De acordo com o diretor-geral da Saúde francês, Jérôme Salomon, há já 32.964 casos de coronavírus confirmados no país. O último balanço dava conta de 29.155 pessoas infetadas em território francês.

Dos casos confirmados, 15.732 estão hospitalizados e  3.787 estão em estado grave nos cuidados intensivos. Um terço dos pacientes internados tem menos de 60 anos e 42 doentes têm menos de 30 anos.

O diretor-geral da Saúde pediu mesmo aos mais jovens e aos adultos entre os 40 e os 50 anos que apresentem sintomas benignos "a não perderem tempo" e fazerem uma teleconsulta ou mesmo ligarem para o número de urgência caso tenham dificuldades respiratórias.

Segundo os meios de comunicação franceses, a jovem de 16 anos cuja morte foi anunciada na quinta-feira pelas autoridades não teria quaisquer antecedentes de outras doenças, praticando regularmente desporto.

Jerôme Salomon recordou que "a situação é cada vez mais crítica em certas regiões" no país devido à falta de camas de cuidados intensivos e que a transferência de doentes com casos graves vai continuar entre elas.

Quanto aos óbitos, 85% das vítimas são doentes com mais de 70 anos de idade. Já o número de pessoas curadas é de 5.700.

Quarentena prolongada

Esta sexta-feira, o primeiro-ministro francês, Édouard Philippe, anunciou a continuação da quarentena por mais duas semanas a partir da próxima terça-feira, estendendo-se assim até 15 de abril.

"É claro que estamos apenas no início da vaga epidémica [...]. E, por isso, com o acordo do Presidente da República, anuncio hoje a renovação do período de confinamento por duas semanas suplementares", disse Philippe, dando ainda a entender que este período pode voltar a ser prolongado caso haja necessidade.

Durante esse período, as regras a aplicar serão as mesmas que atualmente, assim como as motivações para sair de casa - trabalho, compras ou farmácia, idas ao médico em urgência, auxílio à família, curtas saídas para exercício físico e ainda intimações por parte das autoridades.

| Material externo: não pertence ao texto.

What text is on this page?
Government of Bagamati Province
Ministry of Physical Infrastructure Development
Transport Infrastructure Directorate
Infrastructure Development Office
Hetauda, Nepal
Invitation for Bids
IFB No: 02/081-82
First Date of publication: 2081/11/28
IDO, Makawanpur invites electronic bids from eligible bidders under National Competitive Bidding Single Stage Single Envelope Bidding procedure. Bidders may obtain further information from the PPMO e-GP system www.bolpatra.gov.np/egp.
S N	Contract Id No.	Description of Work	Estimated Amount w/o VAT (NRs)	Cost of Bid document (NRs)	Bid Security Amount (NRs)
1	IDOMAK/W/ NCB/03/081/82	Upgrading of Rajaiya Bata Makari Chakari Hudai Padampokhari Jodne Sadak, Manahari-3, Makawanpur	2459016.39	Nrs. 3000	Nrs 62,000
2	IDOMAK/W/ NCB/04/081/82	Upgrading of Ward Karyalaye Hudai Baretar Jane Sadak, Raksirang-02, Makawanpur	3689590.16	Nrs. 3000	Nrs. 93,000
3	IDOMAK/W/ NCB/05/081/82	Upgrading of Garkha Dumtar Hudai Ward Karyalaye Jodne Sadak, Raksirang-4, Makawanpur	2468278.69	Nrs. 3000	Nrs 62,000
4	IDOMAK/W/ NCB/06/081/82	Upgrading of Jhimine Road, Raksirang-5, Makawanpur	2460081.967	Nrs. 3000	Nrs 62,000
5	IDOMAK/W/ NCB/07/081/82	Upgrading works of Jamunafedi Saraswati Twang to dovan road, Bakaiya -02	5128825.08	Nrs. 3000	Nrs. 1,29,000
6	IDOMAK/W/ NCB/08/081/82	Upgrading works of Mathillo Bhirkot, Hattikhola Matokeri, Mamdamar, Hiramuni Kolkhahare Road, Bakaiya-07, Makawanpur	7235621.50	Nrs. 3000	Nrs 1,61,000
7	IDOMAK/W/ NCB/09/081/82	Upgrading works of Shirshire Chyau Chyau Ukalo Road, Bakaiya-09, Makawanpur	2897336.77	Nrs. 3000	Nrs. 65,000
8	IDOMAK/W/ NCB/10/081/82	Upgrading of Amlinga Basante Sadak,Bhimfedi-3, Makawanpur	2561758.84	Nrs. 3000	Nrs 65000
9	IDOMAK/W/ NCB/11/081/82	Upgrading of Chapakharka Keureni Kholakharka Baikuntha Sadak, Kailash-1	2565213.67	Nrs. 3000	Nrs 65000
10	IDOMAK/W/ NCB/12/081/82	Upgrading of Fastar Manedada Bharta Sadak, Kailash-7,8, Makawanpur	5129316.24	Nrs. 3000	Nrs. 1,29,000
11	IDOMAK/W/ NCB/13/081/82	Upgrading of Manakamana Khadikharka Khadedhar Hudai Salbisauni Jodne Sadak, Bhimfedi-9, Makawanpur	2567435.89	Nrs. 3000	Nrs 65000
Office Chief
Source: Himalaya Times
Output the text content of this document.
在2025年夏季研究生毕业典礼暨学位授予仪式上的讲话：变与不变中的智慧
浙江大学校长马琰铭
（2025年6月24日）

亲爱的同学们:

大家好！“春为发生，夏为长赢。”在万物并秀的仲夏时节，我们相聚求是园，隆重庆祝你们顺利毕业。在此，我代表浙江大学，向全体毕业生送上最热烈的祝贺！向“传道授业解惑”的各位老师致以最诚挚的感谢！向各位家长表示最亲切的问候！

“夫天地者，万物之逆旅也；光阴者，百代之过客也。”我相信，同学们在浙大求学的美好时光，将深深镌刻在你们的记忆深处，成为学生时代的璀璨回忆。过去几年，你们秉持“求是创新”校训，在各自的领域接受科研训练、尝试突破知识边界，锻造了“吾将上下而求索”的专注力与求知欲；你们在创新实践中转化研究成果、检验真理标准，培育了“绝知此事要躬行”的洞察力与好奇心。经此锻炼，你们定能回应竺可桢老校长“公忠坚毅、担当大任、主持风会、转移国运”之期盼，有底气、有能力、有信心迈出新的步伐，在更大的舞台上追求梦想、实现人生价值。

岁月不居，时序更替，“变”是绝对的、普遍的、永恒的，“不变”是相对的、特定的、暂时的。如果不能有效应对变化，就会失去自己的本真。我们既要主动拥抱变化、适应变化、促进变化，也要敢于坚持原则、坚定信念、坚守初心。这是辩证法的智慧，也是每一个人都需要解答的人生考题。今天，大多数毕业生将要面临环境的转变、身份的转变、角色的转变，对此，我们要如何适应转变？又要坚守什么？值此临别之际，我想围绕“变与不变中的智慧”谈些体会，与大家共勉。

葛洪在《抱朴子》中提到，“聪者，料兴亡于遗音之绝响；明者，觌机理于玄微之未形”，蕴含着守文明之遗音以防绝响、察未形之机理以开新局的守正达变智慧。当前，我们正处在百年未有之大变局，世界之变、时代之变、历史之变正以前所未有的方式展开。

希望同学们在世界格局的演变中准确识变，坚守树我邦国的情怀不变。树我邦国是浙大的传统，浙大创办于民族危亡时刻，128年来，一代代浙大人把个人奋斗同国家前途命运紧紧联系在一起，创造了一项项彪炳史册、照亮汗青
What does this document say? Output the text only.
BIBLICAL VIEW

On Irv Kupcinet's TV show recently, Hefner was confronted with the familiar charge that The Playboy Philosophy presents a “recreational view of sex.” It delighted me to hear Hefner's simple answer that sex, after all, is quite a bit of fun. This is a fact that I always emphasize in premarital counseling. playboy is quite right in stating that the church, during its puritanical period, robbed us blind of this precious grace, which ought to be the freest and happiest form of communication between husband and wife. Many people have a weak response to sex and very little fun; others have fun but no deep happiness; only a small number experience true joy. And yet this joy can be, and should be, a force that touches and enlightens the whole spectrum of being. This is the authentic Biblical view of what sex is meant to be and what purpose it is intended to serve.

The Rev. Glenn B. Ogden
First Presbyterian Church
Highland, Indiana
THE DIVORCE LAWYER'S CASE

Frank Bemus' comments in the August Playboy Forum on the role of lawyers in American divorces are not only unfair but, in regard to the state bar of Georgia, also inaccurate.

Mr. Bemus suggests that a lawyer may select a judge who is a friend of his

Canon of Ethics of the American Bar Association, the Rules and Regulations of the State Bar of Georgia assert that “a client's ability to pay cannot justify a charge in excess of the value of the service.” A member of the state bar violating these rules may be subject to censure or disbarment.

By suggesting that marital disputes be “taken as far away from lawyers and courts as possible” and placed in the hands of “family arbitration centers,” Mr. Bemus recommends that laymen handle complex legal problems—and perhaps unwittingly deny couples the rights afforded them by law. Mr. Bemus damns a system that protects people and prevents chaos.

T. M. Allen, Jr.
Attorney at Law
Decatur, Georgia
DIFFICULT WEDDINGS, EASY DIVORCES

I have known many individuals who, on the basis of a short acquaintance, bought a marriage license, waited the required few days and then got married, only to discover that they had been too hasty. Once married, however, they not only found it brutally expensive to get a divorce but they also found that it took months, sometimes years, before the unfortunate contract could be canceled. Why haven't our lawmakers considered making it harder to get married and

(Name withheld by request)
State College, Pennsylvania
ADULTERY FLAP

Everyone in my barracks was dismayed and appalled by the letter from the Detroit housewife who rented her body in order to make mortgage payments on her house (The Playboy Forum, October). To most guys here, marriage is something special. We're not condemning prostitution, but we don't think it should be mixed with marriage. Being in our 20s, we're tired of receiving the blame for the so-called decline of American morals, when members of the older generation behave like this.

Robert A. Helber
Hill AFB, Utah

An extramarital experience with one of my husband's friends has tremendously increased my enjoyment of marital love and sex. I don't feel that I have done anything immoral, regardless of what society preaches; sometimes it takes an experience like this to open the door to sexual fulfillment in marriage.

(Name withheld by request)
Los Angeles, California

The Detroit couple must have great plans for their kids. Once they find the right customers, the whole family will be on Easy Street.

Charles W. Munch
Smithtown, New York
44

Para circularem na via pública, os franceses precisam de se fazer acompanhar de uma declaração, disponível no site do ministério do Interior, que eles próprios preenchem e onde justificam a saída, declarando por sua honra que não estão a violar as regras em vigor, e que terão de mostrar se abordados pelas autoridades.

O novo coronavírus, responsável pela pandemia da covid-19, já infetou cerca de 540 mil pessoas em todo o mundo, das quais morreram perto de 25 mil.

O continente europeu, com mais de 292 mil infetados e quase 16 mil mortos, é aquele onde está a surgir atualmente o maior número de casos, e a Itália é o país do mundo com mais vítimas mortais, com 9.134 mortos em 86.498 casos registados até quinta-feira.

A Espanha é o segundo país com maior número de mortes, registando 4.858, entre 64.059 casos de infeção confirmados até hoje, enquanto os Estados Unidos são desde quinta-feira o que tem maior número de infetados (mais de 94 mil).Os países mais afetados a seguir a Itália, Espanha e China são o Irão, com 2.378 mortes reportadas (32.332 casos), a França, com 1.995 mortes (32.964 casos), e os Estados Unidos, com 1.438 mortes.